En el extremo inferior de la imagen apareció un rótulo:

«Judith Li, comandante general de la Marina de Guerra de Estados Unidos».

—¿Tenemos que prescindir de las aguas frente a las costas de la Columbia Británica? —estaba preguntando el presentador—. ¿Debemos devolverlas a la naturaleza, por decirlo de algún modo?

—No creo que tengamos que devolver nada a la naturaleza —replicó Judith Li—. Vivimos en armonía con la naturaleza, aunque todavía haya que mejorar algunas cosas.

—Por el momento, parece casi imposible hablar de armonía.

—Bueno, estamos en estrecho contacto con los científicos e institutos de investigación más renombrados de uno y otro lado de la frontera. Los cambios de comportamiento colectivos que venimos observando en los animales son inquietantes, pero sería completamente desacertado dramatizar la situación y sembrar la alarma.

—¿No cree que se trate de un fenómeno masivo?

—Si formulamos teorías sobre sus características estamos asumiendo que nos enfrentamos a un fenómeno. Por el momento yo hablaría de una acumulación de acontecimientos similares...

—Que apenas han trascendido a la opinión pública —intercaló el presentador—. ¿Podría decirnos por qué?

—¿Quiere decir que no se ha informado? —Li sonrió—. Lo estoy haciendo en estos momentos.

—Lo cual nos alegra, pero también nos sorprende. La política informativa tanto de su país como del nuestro ha sido en los últimos días más que deficiente. Es prácticamente imposible conocer la opinión de los expertos, porque su departamento bloquea lodos los contactos.

—Sí que es posible —gruñó Anawak—. Greywolf ya estuvo dándole a la lengua, ¿no te has enterado?

Pero ¿por qué no habían entrevistado a King o a Ray Fenwick? Ed Byrne era uno de los investigadores de orcas más importantes; sin embargo, ningún periódico o canal de televisión había contactado con él en las últimas semanas. A él mismo, León Anawak, lo había elogiado recientemente la revista
Scientific American
en un artículo sobre investigación en materia de inteligencia en mamíferos marinos y nadie había aparecido para ponerle un micrófono delante.

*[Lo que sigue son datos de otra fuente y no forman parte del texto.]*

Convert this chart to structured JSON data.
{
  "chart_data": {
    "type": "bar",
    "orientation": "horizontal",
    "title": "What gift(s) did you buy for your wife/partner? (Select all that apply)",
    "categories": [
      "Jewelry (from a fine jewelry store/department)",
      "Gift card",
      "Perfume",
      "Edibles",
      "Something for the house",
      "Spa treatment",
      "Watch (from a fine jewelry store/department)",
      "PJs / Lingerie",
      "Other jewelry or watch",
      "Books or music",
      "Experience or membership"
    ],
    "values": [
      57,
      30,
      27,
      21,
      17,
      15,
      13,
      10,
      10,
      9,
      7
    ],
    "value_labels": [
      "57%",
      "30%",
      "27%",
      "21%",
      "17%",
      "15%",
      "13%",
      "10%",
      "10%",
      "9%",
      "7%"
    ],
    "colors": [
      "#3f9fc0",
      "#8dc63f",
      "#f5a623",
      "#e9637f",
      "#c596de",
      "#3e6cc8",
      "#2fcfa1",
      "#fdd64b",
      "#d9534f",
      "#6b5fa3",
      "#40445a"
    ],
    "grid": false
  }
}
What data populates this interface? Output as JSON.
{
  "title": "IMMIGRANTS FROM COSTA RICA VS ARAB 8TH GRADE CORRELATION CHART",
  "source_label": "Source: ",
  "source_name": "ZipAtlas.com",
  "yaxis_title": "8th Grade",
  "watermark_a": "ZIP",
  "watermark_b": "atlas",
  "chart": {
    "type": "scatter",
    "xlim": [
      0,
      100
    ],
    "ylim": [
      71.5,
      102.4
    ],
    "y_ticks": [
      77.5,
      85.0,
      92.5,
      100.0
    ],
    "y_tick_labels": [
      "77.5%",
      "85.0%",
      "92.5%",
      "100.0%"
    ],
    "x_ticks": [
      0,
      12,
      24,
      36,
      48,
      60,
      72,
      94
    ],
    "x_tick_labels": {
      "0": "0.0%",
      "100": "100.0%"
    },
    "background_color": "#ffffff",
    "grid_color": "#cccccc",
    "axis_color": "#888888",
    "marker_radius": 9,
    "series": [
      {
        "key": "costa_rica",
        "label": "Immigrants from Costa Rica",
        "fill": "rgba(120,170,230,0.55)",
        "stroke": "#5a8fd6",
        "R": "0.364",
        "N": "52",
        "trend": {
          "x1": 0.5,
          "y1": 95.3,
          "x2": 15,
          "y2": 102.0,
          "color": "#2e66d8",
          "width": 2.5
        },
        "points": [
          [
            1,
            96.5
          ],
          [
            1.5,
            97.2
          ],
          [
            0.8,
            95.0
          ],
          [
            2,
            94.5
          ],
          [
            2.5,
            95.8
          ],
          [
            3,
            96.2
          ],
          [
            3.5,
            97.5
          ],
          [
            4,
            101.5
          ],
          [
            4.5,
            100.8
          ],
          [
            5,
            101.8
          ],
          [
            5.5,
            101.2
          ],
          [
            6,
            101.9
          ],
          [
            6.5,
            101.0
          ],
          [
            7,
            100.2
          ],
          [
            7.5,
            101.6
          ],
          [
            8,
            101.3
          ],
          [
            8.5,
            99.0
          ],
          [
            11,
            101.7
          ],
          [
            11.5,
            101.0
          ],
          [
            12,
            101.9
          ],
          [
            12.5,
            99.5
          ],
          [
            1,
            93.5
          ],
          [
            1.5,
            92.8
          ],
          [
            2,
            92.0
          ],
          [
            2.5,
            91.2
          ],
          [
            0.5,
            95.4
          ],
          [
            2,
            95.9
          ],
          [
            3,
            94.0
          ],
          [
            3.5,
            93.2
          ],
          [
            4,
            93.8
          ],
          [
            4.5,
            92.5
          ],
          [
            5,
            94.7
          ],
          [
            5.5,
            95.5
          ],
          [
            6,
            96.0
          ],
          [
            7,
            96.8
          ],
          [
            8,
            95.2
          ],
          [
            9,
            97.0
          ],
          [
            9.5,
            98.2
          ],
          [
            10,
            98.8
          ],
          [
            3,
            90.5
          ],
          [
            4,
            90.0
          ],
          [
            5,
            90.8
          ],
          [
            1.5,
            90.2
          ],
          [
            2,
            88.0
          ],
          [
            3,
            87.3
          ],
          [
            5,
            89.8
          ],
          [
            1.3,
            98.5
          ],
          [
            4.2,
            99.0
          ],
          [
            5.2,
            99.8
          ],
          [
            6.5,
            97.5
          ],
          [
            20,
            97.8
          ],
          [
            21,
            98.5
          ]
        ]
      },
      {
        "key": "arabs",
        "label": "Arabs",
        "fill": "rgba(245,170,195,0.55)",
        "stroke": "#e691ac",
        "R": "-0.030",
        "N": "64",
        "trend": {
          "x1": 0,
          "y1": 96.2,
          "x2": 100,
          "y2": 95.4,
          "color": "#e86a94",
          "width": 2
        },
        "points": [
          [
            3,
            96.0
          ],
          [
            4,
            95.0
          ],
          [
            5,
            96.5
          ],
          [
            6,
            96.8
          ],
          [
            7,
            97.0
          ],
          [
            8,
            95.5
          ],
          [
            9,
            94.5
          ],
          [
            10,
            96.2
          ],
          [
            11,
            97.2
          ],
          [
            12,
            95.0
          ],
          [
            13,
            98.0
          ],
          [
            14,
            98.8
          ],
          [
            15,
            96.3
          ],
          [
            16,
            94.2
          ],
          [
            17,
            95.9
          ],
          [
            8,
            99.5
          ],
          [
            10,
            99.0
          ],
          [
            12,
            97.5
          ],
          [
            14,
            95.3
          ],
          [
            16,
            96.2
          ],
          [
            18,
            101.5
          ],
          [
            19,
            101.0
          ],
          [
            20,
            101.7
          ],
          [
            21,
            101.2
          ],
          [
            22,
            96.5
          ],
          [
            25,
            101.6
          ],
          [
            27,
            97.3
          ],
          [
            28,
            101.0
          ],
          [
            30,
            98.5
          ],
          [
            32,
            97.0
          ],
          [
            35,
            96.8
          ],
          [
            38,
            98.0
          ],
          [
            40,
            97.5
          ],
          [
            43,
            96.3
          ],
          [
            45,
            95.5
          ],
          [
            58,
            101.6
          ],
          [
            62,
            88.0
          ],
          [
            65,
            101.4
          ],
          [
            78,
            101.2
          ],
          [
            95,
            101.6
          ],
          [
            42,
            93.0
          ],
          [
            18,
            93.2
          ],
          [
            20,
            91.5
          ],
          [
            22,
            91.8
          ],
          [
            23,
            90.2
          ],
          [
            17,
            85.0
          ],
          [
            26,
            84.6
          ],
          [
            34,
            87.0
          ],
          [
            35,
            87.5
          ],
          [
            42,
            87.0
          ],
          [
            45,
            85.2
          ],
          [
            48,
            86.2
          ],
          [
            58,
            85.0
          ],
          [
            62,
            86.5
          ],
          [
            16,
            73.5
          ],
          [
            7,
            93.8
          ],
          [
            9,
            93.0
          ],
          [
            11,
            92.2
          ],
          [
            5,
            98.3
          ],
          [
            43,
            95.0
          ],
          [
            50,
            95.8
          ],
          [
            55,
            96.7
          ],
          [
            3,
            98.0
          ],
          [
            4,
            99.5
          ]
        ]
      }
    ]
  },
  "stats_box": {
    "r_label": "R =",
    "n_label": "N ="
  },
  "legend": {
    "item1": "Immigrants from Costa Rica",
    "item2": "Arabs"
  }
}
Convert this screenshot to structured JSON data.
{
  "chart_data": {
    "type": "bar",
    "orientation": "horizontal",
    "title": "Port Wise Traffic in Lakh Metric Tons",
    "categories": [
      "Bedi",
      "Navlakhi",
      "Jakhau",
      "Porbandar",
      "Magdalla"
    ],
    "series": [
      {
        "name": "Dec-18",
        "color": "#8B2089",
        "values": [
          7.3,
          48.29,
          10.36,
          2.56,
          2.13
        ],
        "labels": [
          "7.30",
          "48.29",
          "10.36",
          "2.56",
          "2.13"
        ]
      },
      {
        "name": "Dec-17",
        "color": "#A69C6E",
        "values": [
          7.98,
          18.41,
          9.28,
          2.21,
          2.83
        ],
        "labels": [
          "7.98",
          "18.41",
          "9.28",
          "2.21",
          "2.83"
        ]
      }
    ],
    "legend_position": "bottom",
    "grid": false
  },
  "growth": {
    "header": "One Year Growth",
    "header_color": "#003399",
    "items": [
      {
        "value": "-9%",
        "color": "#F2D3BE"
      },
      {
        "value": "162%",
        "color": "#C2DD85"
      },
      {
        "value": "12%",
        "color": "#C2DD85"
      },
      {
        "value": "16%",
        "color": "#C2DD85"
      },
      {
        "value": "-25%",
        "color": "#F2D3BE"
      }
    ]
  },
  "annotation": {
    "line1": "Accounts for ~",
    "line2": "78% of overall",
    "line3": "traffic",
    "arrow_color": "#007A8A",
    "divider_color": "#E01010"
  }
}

En aquel instante se dio cuenta de lo absurdo que era todo. En otras circunstancias (ataques terroristas, accidentes aéreos, catástrofes naturales) arrastraban frente a las cámaras a expertos o a cualquiera que se considerase experto el mismo día del suceso.

Ellos, en cambio, trabajaban en silencio.

De hecho, tenía que admitir que, después de su última entrevista en el periódico local, incluso Greywolf había pasado a segundo plano. En los días anteriores, el radical protector medioambiental no había desaprovechado prácticamente ninguna oportunidad de hacer declaraciones, pero de pronto el héroe de Tofino ya no interesaba.

—Tiene una perspectiva un tanto unilateral —dijo Li con tranquilidad—. La situación es ciertamente inusual, casi no hay casos comparables. Por supuesto que vigilamos que ninguno de los que se consideran a sí mismos expertos exprese conclusiones apresuradas, sencillamente porque no daríamos abasto con las rectificaciones. Con independencia de eso, no veo por el momento ninguna amenaza que no podamos contrarrestar.

—¿Quiere decir que tienen todo bajo control?

—Estamos trabajando en ello.

—Algunos piensan que están fracasando.